Let \(A\) be a symmetric matrix. Then any eigenvectors corresponding to different eigenvalues are orthonormal. (This is a very standard fact that is probably hammered very hard into your head if you have ever studied maths post-secondary-school.) The proof of this is of the “write it down, and you can’t help proving it” variety:

Suppose \(\lambda, \mu\) are different eigenvalues of \(A\), corresponding to eigenvectors \(x, y\). Then \(Ax = \lambda x\), \(A y = \mu y\). Hence (transposing the first equation) \(x^T A^T = \lambda x^T\); the left hand side is \(x^T A\). Hence \(x^T A y = \lambda x^T y\); but \(A y = \mu y\) so this is \(x^T \mu y = \lambda x^T y\). Since \(\lambda \not = \mu\), this means \(x^T y = 0\).

## Theorem

Now, suppose \(A\) has eigenvalues \(\lambda_1, \dots, \lambda_n\). They might not be distinct; take the ones which are, \(\lambda_1, \dots, \lambda_r\). Then extend this to a basis of \(\mathbb{R}^n\), and orthonormalise that basis using the Gram-Schmidt process. (This can be proved - it’s tedious but not hard, as long as you remember what the Gram-Schmidt process is, and I think it’s safe to assume.) With respect to this basis, \(A\) is a matrix which is diagonal in the first \(r\) entries. Moreover, we are performing an orthonormal change of basis, and conjugation by orthogonal matrices preserves the property of “symmetricness” (proof: \((P^T A P)^T = P^T A^T P = P^T A P\)), so the \(r+1\)th to \(n\)th row/column block is symmetric. It is also real (because we have performed a conjugation by a real matrix). And we have that the first \(r\) columns of \(P^T A P\) are filled with zeros below the diagonal (being the image of eigenvectors), so \(P^T A P\) is also filled with zeros in the first \(r\) rows above the diagonal, because it is a symmetric matrix.

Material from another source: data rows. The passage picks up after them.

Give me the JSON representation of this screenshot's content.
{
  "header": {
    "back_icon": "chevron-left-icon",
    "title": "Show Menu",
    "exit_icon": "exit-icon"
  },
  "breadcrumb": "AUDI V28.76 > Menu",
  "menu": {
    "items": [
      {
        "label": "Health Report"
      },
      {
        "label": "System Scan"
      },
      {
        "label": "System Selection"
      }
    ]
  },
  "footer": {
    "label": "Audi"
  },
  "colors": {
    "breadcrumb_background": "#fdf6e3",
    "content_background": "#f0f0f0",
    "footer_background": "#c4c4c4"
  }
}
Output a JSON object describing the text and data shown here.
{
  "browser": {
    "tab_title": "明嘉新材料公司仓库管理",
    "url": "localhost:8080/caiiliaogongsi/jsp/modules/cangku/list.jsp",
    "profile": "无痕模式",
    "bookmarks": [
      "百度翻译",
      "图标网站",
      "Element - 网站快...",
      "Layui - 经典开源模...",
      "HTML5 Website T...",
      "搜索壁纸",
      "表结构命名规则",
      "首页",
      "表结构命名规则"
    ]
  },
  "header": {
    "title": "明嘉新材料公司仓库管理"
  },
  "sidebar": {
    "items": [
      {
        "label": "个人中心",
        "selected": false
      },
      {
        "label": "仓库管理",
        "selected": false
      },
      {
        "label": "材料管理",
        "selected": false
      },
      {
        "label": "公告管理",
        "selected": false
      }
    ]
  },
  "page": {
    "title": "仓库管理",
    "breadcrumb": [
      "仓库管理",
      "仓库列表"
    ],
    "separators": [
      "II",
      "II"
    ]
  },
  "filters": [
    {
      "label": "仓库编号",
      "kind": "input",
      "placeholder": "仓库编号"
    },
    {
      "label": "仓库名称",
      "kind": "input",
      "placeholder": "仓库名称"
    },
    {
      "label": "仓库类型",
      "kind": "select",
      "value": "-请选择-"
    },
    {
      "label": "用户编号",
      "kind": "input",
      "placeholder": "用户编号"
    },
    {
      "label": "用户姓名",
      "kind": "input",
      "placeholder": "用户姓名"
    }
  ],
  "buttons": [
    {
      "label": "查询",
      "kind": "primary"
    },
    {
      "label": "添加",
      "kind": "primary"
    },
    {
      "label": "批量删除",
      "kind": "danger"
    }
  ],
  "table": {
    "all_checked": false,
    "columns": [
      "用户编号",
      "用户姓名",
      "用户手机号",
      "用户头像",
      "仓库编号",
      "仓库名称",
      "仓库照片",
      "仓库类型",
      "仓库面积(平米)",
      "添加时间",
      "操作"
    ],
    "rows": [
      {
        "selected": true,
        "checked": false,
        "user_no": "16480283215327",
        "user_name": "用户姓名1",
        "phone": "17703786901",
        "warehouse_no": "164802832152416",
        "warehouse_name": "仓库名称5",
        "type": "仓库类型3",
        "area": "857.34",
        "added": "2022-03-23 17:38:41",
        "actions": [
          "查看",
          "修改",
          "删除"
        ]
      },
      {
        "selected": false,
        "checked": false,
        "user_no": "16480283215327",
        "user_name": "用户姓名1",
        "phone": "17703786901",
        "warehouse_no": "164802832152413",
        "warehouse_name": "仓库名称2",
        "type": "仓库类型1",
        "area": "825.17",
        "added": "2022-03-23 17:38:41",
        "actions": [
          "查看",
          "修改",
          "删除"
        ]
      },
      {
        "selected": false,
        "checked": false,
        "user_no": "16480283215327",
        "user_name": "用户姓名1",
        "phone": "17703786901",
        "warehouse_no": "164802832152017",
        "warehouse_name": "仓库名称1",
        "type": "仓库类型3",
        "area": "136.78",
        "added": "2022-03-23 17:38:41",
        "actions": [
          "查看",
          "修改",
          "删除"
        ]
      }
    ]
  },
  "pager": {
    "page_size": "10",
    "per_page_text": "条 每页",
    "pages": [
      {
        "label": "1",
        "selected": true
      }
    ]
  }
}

Now by induction, that sub-matrix \(A_{r,r} \dots A_{n,n}\) is diagonalisable by an orthogonal matrix. Hence we are done: all symmetric matrices are diagonalisable by an orthogonal change of basis. (The eigenvectors produced by the inductive step must be orthogonal to the ones we’ve already found, because they fall in a subspace which is orthogonal to that of the one we already found.)